FW-WRN: Vorsicht auf Eisflächen im Stadtgebiet




Werne (ots) –

In den Wintermonaten kommt es immer wieder vor, dass Personen
sowie auch Tiere sich auf zugefrorene Seen und Flüsse begeben. Aus
gegebenem Anlass (am Rosenmontag musste die Feuerwehr Werne zu einem
Tierrettungseinsatz am Krankenhaus See ausrücken) warnt die
Freiwillige Feuerwehr Werne vor den akuten Gefahren von eingefrorenen
Wasserflächen. Gerade im Bereich des Stadtsees oder des
Krankenhaussees ist der Schein oft trügerisch. Das Wasser unter der
Eisschicht ist immer in Bewegung und Trotz der aktuellen Minusgrade
sind viele Eisflächen oft zu dünn. Zum einen kann die vermeintliche
Tragfähigkeit des Eises nur schwer eingeschätzt werden zum Anderen
können in das Eis eingebrochen Personen unter die Eisdecke tauchen.
Dieses birgt weitere nicht unerhebliche Gefahren.

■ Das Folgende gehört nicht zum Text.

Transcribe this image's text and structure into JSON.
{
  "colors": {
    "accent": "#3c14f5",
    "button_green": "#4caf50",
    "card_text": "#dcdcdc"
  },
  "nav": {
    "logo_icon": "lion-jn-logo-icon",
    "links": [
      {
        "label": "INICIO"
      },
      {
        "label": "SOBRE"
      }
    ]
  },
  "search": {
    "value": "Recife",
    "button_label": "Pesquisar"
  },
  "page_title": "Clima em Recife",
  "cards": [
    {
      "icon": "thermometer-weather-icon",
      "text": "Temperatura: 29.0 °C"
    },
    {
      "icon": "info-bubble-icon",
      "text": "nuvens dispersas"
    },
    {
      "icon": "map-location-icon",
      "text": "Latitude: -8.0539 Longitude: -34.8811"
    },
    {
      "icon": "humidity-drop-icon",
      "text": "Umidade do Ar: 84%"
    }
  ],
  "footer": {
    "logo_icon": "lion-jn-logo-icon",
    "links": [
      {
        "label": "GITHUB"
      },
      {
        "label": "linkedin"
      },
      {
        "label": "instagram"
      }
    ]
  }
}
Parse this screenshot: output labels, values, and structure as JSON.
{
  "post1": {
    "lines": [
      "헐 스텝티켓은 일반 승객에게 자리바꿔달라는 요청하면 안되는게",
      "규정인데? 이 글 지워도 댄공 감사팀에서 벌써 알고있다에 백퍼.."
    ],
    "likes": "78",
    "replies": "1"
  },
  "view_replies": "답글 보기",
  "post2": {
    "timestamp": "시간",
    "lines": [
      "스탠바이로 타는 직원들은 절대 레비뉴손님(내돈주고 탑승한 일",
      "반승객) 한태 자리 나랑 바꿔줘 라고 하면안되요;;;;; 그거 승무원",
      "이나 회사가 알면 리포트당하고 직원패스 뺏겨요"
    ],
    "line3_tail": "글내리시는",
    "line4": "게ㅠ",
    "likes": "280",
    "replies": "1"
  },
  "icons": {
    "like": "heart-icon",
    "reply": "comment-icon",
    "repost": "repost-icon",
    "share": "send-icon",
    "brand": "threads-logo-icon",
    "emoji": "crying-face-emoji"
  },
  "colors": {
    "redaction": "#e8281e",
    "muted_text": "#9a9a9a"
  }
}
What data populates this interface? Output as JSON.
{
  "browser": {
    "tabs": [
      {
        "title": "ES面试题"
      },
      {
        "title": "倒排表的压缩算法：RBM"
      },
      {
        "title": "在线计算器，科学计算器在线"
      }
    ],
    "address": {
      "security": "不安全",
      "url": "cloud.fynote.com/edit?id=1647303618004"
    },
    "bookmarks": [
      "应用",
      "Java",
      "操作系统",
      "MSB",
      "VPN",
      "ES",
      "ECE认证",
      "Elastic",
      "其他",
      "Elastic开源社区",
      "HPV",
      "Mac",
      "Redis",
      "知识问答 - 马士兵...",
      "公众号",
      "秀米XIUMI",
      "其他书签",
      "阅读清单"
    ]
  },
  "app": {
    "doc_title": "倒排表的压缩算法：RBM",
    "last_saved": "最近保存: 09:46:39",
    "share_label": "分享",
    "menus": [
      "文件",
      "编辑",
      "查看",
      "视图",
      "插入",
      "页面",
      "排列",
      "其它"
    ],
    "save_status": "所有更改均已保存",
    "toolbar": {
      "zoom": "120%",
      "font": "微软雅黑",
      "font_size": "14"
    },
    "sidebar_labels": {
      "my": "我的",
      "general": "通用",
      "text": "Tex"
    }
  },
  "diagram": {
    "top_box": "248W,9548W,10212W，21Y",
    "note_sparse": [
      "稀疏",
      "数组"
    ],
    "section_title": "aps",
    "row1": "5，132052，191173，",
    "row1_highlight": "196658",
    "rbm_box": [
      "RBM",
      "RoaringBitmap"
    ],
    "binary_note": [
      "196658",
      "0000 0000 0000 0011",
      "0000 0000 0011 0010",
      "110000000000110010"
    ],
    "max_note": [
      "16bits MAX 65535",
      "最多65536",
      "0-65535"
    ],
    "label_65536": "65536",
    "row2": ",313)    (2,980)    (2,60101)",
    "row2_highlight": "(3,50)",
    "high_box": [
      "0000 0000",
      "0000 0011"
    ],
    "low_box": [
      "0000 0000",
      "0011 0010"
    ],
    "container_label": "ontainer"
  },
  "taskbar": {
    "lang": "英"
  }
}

Innerhalb weniger
Minuten in rund vier Grad kaltem Wasser lassen die Muskeln
erschlaffen und der Körper erlahmt. Sollte keine schnelle Hilfe
komme, kann die eingebrochene und kraftlose Person unter gehen.
Weisen Sie bitte auch Ihre Kinder auf diese Gefahren auf Eisflächen
hin. Halten Sie Ihre Hunde wenn Eisflächen in der Nähe sind, stets
angeleint. Wir können Ihnen nur dringend davon abraten Eisflächen auf
den Seen der Stadt Werne zu betreten. Sollte es doch zu einem
Unglücksfall gekommen sein, rufen Sie umgehend Hilfe über die
internationale Notrufnummer 112 und achten Sie als Helfer unbedingt
auf den Eigenschutz.

Hier einige Tipps sollte es doch zu einem Unglücksfall gekommen
sein:

Auch der vielfach in Deutschland herrschende Frost der vergangenen
Tage garantiert nicht, dass die Eisdecke auf Seen oder Flüssen
tragfähig sind. Besonders Kinder reizt dieses Naturphänomen und
verleitet zu unvorsichtigem Handeln.

Für den sicheren Ausflug sollten einige Tipps der Feuerwehren
beachtet werden: -Nehmen Sie örtliche Warnhinweise sehr ernst.
Kindern müssen die Gefahren erklärt werden.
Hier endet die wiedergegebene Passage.